To regulate use of plastic, the Union Ministry of Environment, Forests and Climate Change came up with draft Plastic Waste Management Rules, 2021, which proposes a ban on the manufacture, import, stocking, distribution, sale, and use of specific single-use plastic from January 1, 2022.
Specific single-use of plastic include plastic sticks for balloons, candy sticks, ice-cream sticks, plastic flags, and thermocol. Union minister Nitin Gadkari recently said national highways construction has seen sharp rise during the COVID-19 pandemic restriction period. The road transport and highways minister further said in 2020-21, the highways construction pace reached 36.5 km/day, the highest-ever construction speed for national highways. In a series of tweets, Gadkari said India also created a world record by constructing a 2.5 km four-lane concrete road in just 24 hours, and 26-km single-lane bitumen road in just 21 hours.

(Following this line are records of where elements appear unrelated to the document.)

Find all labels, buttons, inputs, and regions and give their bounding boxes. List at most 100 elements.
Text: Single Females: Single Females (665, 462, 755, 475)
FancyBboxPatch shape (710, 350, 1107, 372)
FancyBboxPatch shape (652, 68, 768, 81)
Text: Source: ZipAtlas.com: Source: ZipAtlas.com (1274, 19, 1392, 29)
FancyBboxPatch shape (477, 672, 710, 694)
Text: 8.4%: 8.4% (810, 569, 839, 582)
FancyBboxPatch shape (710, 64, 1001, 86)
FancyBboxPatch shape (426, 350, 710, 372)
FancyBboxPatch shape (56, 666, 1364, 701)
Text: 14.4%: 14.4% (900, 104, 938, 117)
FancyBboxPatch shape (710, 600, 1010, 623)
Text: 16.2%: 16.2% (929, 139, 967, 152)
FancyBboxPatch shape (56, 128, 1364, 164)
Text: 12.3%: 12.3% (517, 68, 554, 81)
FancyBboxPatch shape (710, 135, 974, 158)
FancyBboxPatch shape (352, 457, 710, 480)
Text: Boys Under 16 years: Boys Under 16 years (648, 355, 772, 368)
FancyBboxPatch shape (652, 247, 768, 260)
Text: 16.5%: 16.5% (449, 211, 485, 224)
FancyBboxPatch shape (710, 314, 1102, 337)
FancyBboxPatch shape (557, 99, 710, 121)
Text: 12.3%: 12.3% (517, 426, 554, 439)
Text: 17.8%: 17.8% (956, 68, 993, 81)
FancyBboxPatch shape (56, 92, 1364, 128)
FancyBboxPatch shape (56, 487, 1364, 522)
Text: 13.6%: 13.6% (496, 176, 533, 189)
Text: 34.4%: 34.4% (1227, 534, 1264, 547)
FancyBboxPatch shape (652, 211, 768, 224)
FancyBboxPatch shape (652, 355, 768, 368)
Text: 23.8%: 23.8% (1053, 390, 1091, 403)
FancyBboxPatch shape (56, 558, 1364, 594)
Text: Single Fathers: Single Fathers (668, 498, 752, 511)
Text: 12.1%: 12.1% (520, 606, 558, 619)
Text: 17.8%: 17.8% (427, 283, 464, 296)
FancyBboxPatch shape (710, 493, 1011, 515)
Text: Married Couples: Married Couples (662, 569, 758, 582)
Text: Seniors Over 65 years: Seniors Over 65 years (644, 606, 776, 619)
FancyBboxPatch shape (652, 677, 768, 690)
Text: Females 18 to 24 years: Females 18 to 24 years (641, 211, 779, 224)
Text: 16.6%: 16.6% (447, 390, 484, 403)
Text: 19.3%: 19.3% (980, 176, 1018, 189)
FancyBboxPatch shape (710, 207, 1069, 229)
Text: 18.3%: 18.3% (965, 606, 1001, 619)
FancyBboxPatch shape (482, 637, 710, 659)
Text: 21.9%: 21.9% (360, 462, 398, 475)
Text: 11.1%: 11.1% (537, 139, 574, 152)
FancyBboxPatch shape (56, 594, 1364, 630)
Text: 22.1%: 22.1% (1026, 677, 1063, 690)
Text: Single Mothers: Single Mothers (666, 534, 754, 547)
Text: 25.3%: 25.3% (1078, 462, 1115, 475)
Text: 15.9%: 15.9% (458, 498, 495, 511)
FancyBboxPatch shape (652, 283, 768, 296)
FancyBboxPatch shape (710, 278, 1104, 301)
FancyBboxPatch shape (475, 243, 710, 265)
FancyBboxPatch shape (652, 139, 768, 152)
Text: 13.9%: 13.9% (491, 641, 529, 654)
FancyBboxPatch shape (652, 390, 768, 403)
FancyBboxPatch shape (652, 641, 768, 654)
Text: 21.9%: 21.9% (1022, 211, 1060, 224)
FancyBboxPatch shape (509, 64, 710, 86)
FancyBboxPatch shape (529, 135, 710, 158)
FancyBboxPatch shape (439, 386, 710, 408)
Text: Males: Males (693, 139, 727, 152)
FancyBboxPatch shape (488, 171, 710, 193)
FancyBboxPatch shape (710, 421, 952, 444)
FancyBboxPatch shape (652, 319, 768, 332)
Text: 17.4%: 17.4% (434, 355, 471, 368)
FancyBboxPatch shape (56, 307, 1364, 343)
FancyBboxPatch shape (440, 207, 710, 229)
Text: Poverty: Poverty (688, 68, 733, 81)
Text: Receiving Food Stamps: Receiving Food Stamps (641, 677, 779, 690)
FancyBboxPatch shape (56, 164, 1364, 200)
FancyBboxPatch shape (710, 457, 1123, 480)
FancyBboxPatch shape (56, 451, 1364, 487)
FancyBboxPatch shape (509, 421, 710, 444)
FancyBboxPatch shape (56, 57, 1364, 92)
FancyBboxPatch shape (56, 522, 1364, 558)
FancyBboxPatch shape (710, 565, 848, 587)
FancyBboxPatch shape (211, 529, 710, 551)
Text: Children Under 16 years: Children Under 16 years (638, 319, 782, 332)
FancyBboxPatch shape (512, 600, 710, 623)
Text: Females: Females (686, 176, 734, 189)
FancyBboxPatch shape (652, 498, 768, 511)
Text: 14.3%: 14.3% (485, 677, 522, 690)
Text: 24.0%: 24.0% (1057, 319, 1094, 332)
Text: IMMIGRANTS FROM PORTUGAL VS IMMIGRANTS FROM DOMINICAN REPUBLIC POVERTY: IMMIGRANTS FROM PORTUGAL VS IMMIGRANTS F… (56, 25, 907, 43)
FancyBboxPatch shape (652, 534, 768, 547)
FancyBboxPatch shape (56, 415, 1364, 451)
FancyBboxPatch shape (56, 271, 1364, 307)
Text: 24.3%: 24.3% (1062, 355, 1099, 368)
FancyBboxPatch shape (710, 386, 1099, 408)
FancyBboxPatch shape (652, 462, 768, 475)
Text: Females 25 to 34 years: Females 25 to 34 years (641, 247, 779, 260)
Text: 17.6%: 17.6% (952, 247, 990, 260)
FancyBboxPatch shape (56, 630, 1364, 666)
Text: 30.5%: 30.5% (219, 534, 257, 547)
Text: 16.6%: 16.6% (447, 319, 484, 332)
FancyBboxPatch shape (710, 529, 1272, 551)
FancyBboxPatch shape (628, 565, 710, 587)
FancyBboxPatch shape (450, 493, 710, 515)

He said special efforts have been made to sustain this speed of construction, which includes support to contractors, relaxation in contract provisions, direct payment to sub-contractors and food and medical facilities to on-site workers. To ensure quality control in these projects, construction is being carried out as per highest Indian Roads Congress (IRC) standards and Ministry of Road Transport and Highways (MoRTH) specifications. He also said a quality control zone has been set up to update policy guidelines as well as examine and issue directions for system improvement on quality.
A total of 2,284 kilometres of national highways were constructed during the April-June period, an increase of 25.28 per cent compared to the year-ago period, despite the second COVID wave-induced lockdowns in most parts of the country, Road Transport and Highways Minister Nitin Gadkari said on Monday.
In April-June period of 2020, a total of 1,823 kilometres of national highways were constructed. This was also the time when there was a national lockdown to curb the spreading of coronavirus infections.